Building the Dashboard
Firstly we have our monitoring infrastructure. This is currently built using OpenStack Monasca, making use of Kafka and Influx DB. (We also use Monasca with ELK to generate metrics from our logs, but that is a story for another day):
The dashboard is built using Grafana. There is a Monasca plugin, that means we can use the Monasca API as a data source, and a Keystone plugin that is used to authenticate and authorise access to both Grafana and its use of the Monasca APIs: https://grafana.com/plugins/monasca-datasource
Our system metrics are kept in a project general users don't have access to, but the capacity metrics and dashboards are associated with the project that all the users of the system have access to.
Now we have a system in place to ingest, store, query and visualize metrics in a multi-tenant way, we now need a tool to query the capacity and send metrics into Monasca.
Querying Baremetal Capacity
We have created a small CLI tool called os-capacity. It uses os_client_config and cliff to query the Placement API for details about the current cloud capacity and usage. It also uses Nova APIs and Keystone APIs to get hold of useful friendly names for the information that is in placement.

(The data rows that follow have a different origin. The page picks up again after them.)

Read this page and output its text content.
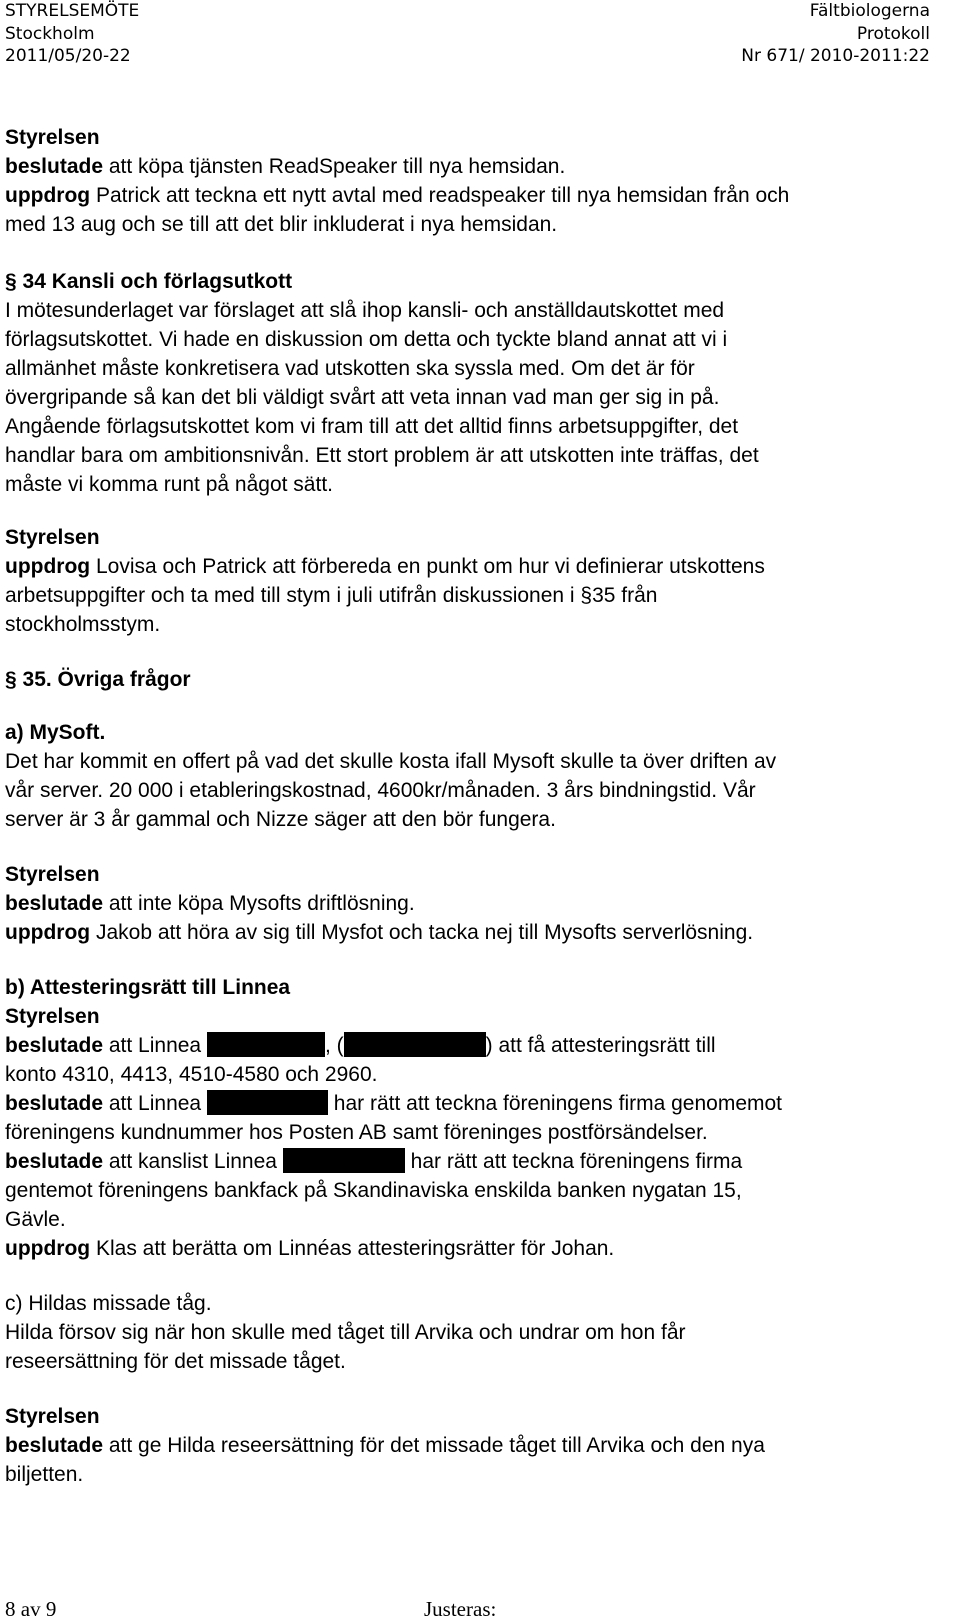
STYRELSEMÖTE	Fältbiologerna
Stockholm	Protokoll
2011/05/20-22	Nr 671/ 2010-2011:22
Styrelsen
beslutade att köpa tjänsten ReadSpeaker till nya hemsidan.
uppdrog Patrick att teckna ett nytt avtal med readspeaker till nya hemsidan från och
med 13 aug och se till att det blir inkluderat i nya hemsidan.
§ 34 Kansli och förlagsutkott
I mötesunderlaget var förslaget att slå ihop kansli- och anställdautskottet med
förlagsutskottet. Vi hade en diskussion om detta och tyckte bland annat att vi i
allmänhet måste konkretisera vad utskotten ska syssla med. Om det är för
övergripande så kan det bli väldigt svårt att veta innan vad man ger sig in på.
Angående förlagsutskottet kom vi fram till att det alltid finns arbetsuppgifter, det
handlar bara om ambitionsnivån. Ett stort problem är att utskotten inte träffas, det
måste vi komma runt på något sätt.
Styrelsen
uppdrog Lovisa och Patrick att förbereda en punkt om hur vi definierar utskottens
arbetsuppgifter och ta med till stym i juli utifrån diskussionen i §35 från
stockholmsstym.
§ 35. Övriga frågor
a) MySoft.
Det har kommit en offert på vad det skulle kosta ifall Mysoft skulle ta över driften av
vår server. 20 000 i etableringskostnad, 4600kr/månaden. 3 års bindningstid. Vår
server är 3 år gammal och Nizze säger att den bör fungera.
Styrelsen
beslutade att inte köpa Mysofts driftlösning.
uppdrog Jakob att höra av sig till Mysfot och tacka nej till Mysofts serverlösning.
b) Attesteringsrätt till Linnea
Styrelsen
beslutade att Linnea	, (	) att få attesteringsrätt till
konto 4310, 4413, 4510-4580 och 2960.
beslutade att Linnea	har rätt att teckna föreningens firma genomemot
föreningens kundnummer hos Posten AB samt föreninges postförsändelser.
beslutade att kanslist Linnea	har rätt att teckna föreningens firma
gentemot föreningens bankfack på Skandinaviska enskilda banken nygatan 15,
Gävle.
uppdrog Klas att berätta om Linnéas attesteringsrätter för Johan.
c) Hildas missade tåg.
Hilda försov sig när hon skulle med tåget till Arvika och undrar om hon får
reseersättning för det missade tåget.
Styrelsen
beslutade att ge Hilda reseersättning för det missade tåget till Arvika och den nya
biljetten.
8 av 9	Justeras:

For the Capacity dashboard we use data from two particular CLI calls. Firstly we look at the capacity by calling:
os-capacity resources group +----------------------------------+-------+------+------+-------------+ | Resource Class Groups | Total | Used | Free | Flavors | +----------------------------------+-------+------+------+-------------+ | VCPU:1,MEMORY_MB:512,DISK_GB:20 | 5 | 1 | 4 | my-flavor-1 | | VCPU:2,MEMORY_MB:1024,DISK_GB:40 | 2 | 0 | 2 | my-flavor-2 | +----------------------------------+-------+------+------+-------------+
This tool is currently very focused on baremetal clouds. The flavor mapping is done assuming the flavors should exactly match all the available resources for a given Resource Provider. This is clearly not true for a virtualised scenario. It is also not true in some baremetal clouds, but this works OK for our cloud. Of course, patches welcome :)
Secondly we can look at the usage of the cloud by calling:
os-capacity usages group user --max-width 70 +----------------------+----------------------+----------------------+ | User | Current Usage | Usage Days | +----------------------+----------------------+----------------------+ | 1e6abb726dd04d4eb4b8 | Count:4, | Count:410, | | 94e19c397d5e | DISK_GB:1484, | DISK_GB:152110, | | | MEMORY_MB:524288, | MEMORY_MB:53739520, | | | VCPU:256 | VCPU:26240 | | 4661c3e5f2804696ba26 | Count:1, | Count:3, | | 56b50dbd0f3d | DISK_GB:371, | DISK_GB:1113, | | | MEMORY_MB:131072, | MEMORY_MB:393216, | | | VCPU:64 | VCPU:192 | +----------------------+----------------------+----------------------+
You can also group by project, but in the current SKA cloud all users are in the same project, so grouping by user works best.
The only additional step is converting the above information into metrics that are fed into Monasca. For now this has also been integrated into the os-capacity tool, by a magic environment variable. Ideally we would feed the json based output of os-capacity into a separate tool that manages sending metrics, but that is a nice task for a rainy day.
What's Next?
Through our project in SKA we are starting to work very closely with CERN. As part of that work we are looking at helping with the CERN prototype of preemptible instances, and looking at many other ways that both the SKA and CERN can work together to help our scientists be even more productive.
The ultimate goal is to deliver private cloud infrastructure for research computing use cases that achieves levels of utilisation comparable to the best examples of well-run conventional research computing clusters. Being able to track available capacity is an important step in that direction.